Pour la corapporteure LR Agnès Canayer, le texte "affiche une ambition à laquelle on ne peut qu'adhérer", mais "le timing politique et législatif interroge".
Emmanuel Macron a annoncé début juin l'organisation d'Etats généraux de la justice, moins de deux semaines après l'adoption du projet de loi en première lecture à l'Assemblée nationale. Le Parlement est en outre saisi d'un autre projet de loi, visant à retoucher le régime de la responsabilité pénale.
La rapporteure est aussi dubitative sur "l'impact réel" d'un texte aux mesures "disparates" et souvent très techniques.
Les groupes CRCE à majorité communiste et écologiste ont d'ores et déjà indiqué qu'ils ne voteraient pas le projet de loi, qui, selon l'écologiste Guy Benarroche, "semble marquer une dérive vers une justice de plus en plus punitive et vindicative".
Dans ses mesures phare, le texte prévoit "l'enregistrement sonore ou audiovisuel" des audiences en vue de leur diffusion, "pour un motif d'intérêt public" une fois le dossier définitivement jugé. "Je ne souhaite pas faire de la +justice spectacle+", a assuré le ministre, défendant un objectif de transparence et de pédagogie.
Le Sénat a voté en début de soirée cette première disposition du texte, avec les modifications adoptées en commission pour apporter "des "garanties supplémentaires pour les justiciables". Les sénateurs ont ainsi défini ce qui relève d'un intérêt public.
Ces garanties ont toutefois été jugées insuffisantes à gauche. "Trop d'incertitudes subsistent", a estimé Jean-Pierre Sueur (PS). A droite, Philippe Bas (LR) a exprimé "les plus grandes réserves" sur la disposition, tandis que Gérard Longuet (LR) mettait en garde contre la "mémoire permanente" du numérique.
Amendement Mis et Thiennot
La question du secret professionnel de l'avocat a donné lieu à de vifs échanges entre élus de la majorité sénatoriale. Le Sénat a finalement retenu la proposition de la commission sur l'extension du secret professionnel à l'activité de conseil des avocats: il ne serait pas opposable en matière de fraude fiscale, de corruption et de trafic d'influence.
Une restriction qui a fait bondir Jean-Baptiste Blanc (LR). Le secret professionnel est "intouchable", "sacré", "s'entend comme un tout", a plaidé cet avocat de profession, ajoutant: "vous avez quasiment 70.000 avocats de France qui sont vent debout ce soir".

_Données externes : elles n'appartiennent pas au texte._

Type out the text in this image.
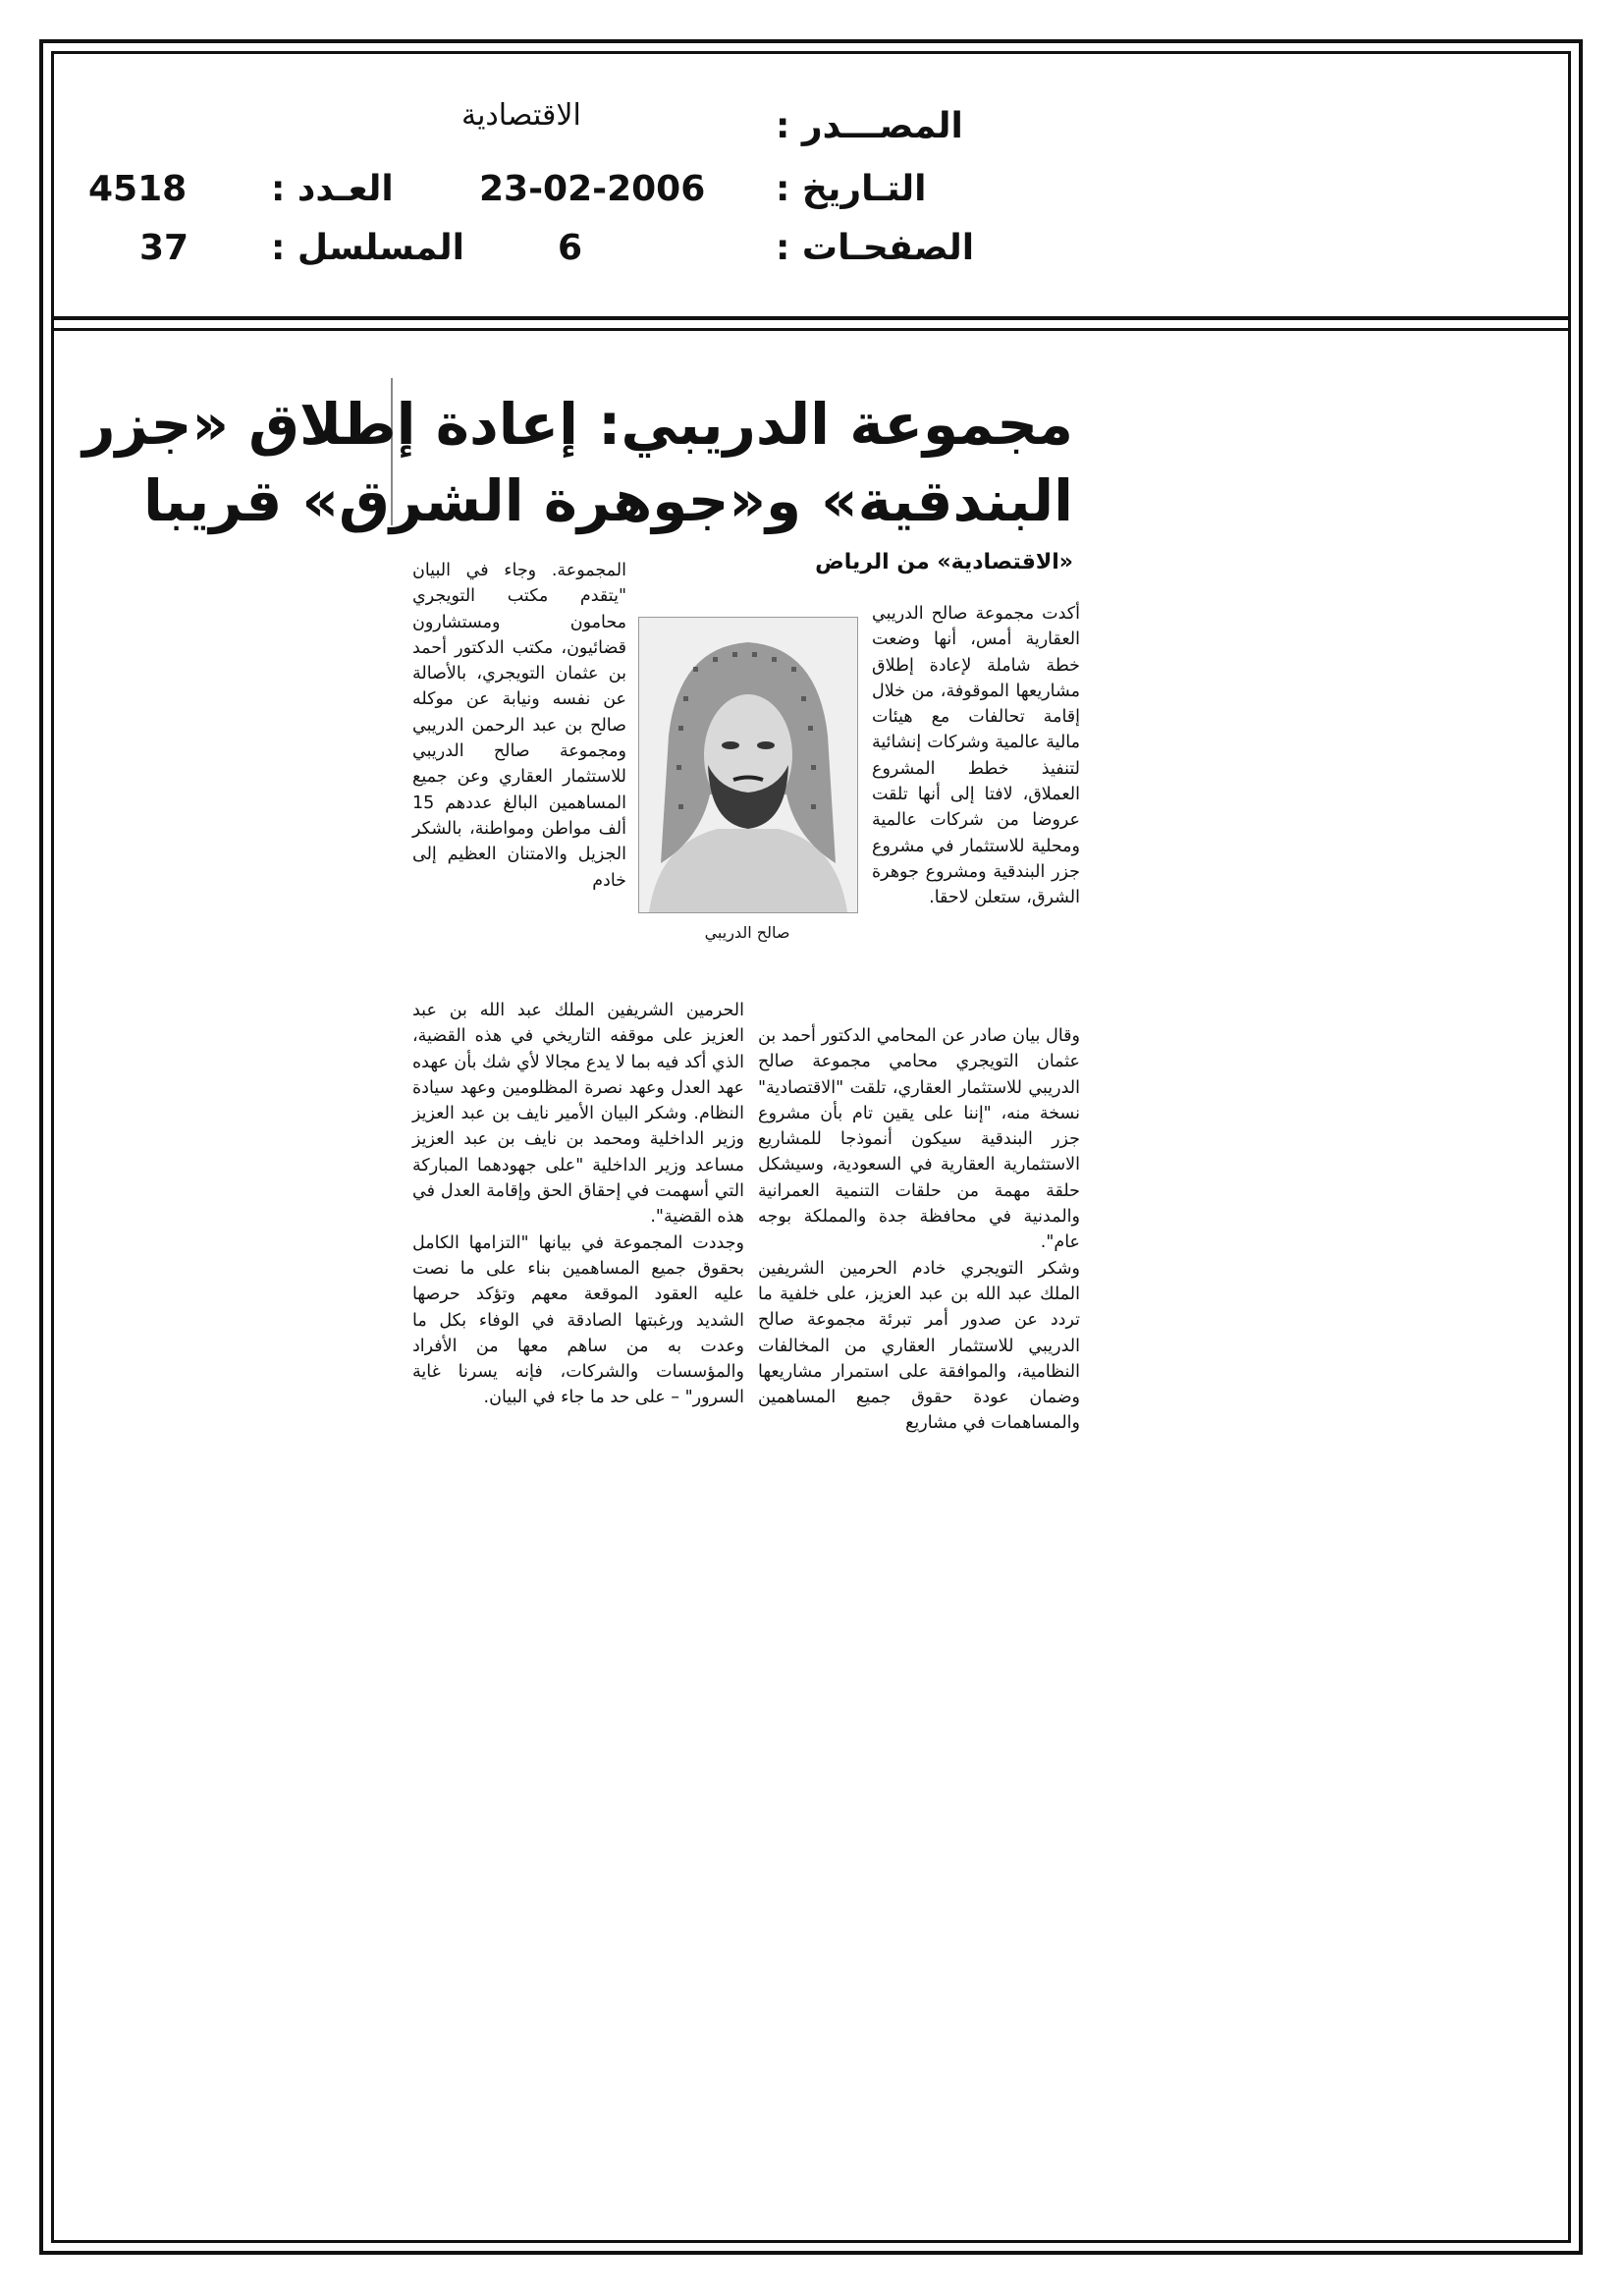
المصـــدر :
الاقتصادية
التـاريخ :
23-02-2006
الصفحـات :
6
العـدد :
4518
المسلسل :
37
مجموعة الدريبي: إعادة إطلاق «جزر
البندقية» و«جوهرة الشرق» قريبا
«الاقتصادية» من الرياض

أكدت مجموعة صالح الدريبي العقارية أمس، أنها وضعت خطة شاملة لإعادة إطلاق مشاريعها الموقوفة، من خلال إقامة تحالفات مع هيئات مالية عالمية وشركات إنشائية لتنفيذ خطط المشروع العملاق، لافتا إلى أنها تلقت عروضا من شركات عالمية ومحلية للاستثمار في مشروع جزر البندقية ومشروع جوهرة الشرق، ستعلن لاحقا.

وقال بيان صادر عن المحامي الدكتور أحمد بن عثمان التويجري محامي مجموعة صالح الدريبي للاستثمار العقاري، تلقت "الاقتصادية" نسخة منه، "إننا على يقين تام بأن مشروع جزر البندقية سيكون أنموذجا للمشاريع الاستثمارية العقارية في السعودية، وسيشكل حلقة مهمة من حلقات التنمية العمرانية والمدنية في محافظة جدة والمملكة بوجه عام".

وشكر التويجري خادم الحرمين الشريفين الملك عبد الله بن عبد العزيز، على خلفية ما تردد عن صدور أمر تبرئة مجموعة صالح الدريبي للاستثمار العقاري من المخالفات النظامية، والموافقة على استمرار مشاريعها وضمان عودة حقوق جميع المساهمين والمساهمات في مشاريع

صالح الدريبي

المجموعة. وجاء في البيان "يتقدم مكتب التويجري محامون ومستشارون قضائيون، مكتب الدكتور أحمد بن عثمان التويجري، بالأصالة عن نفسه ونيابة عن موكله صالح بن عبد الرحمن الدريبي ومجموعة صالح الدريبي للاستثمار العقاري وعن جميع المساهمين البالغ عددهم 15 ألف مواطن ومواطنة، بالشكر الجزيل والامتنان العظيم إلى خادم

الحرمين الشريفين الملك عبد الله بن عبد العزيز على موقفه التاريخي في هذه القضية، الذي أكد فيه بما لا يدع مجالا لأي شك بأن عهده عهد العدل وعهد نصرة المظلومين وعهد سيادة النظام. وشكر البيان الأمير نايف بن عبد العزيز وزير الداخلية ومحمد بن نايف بن عبد العزيز مساعد وزير الداخلية "على جهودهما المباركة التي أسهمت في إحقاق الحق وإقامة العدل في هذه القضية".

وجددت المجموعة في بيانها "التزامها الكامل بحقوق جميع المساهمين بناء على ما نصت عليه العقود الموقعة معهم وتؤكد حرصها الشديد ورغبتها الصادقة في الوفاء بكل ما وعدت به من ساهم معها من الأفراد والمؤسسات والشركات، فإنه يسرنا غاية السرور" – على حد ما جاء في البيان.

"Il n'y a pas de secret professionnel illimité dans notre pays", a relevé pour sa part le rapporteur centriste Philippe Bonnecarrère, soulignant que "personne ne discute le secret professionnel de l'avocat pour la défense des libertés".
Le ministre a lui simplement souhaité que "dans le cadre de la navette on puisse enfin trouver le meilleur des compromis".
Les sénateurs ont aussi supprimé la disposition relative à la présence de l'avocat en perquisition.
Le projet de loi limite par ailleurs à deux ans la durée des enquêtes préliminaires, avec la possibilité d'une prolongation d'un an. Le Sénat a voté cette mesure, tout en prévoyant un délai dérogatoire pour la lutte contre la fraude fiscale et la corruption.
La soirée a enfin été marquée par un moment d'émotion partagée, avec l'adoption d'un amendement du gouvernement ouvrant la voie à une possible révision de la très ancienne affaire Mis et Thiennot, qui remonte à 1947.
D'autres points forts restent à examiner d'ici jeudi, notamment la généralisation souhaitée par le gouvernement des cours criminelles départementales, jugée "prématurée" par les rapporteurs, qui proposent au contraire de prolonger l'expérimentation d'une année, jusqu'en mai 2023.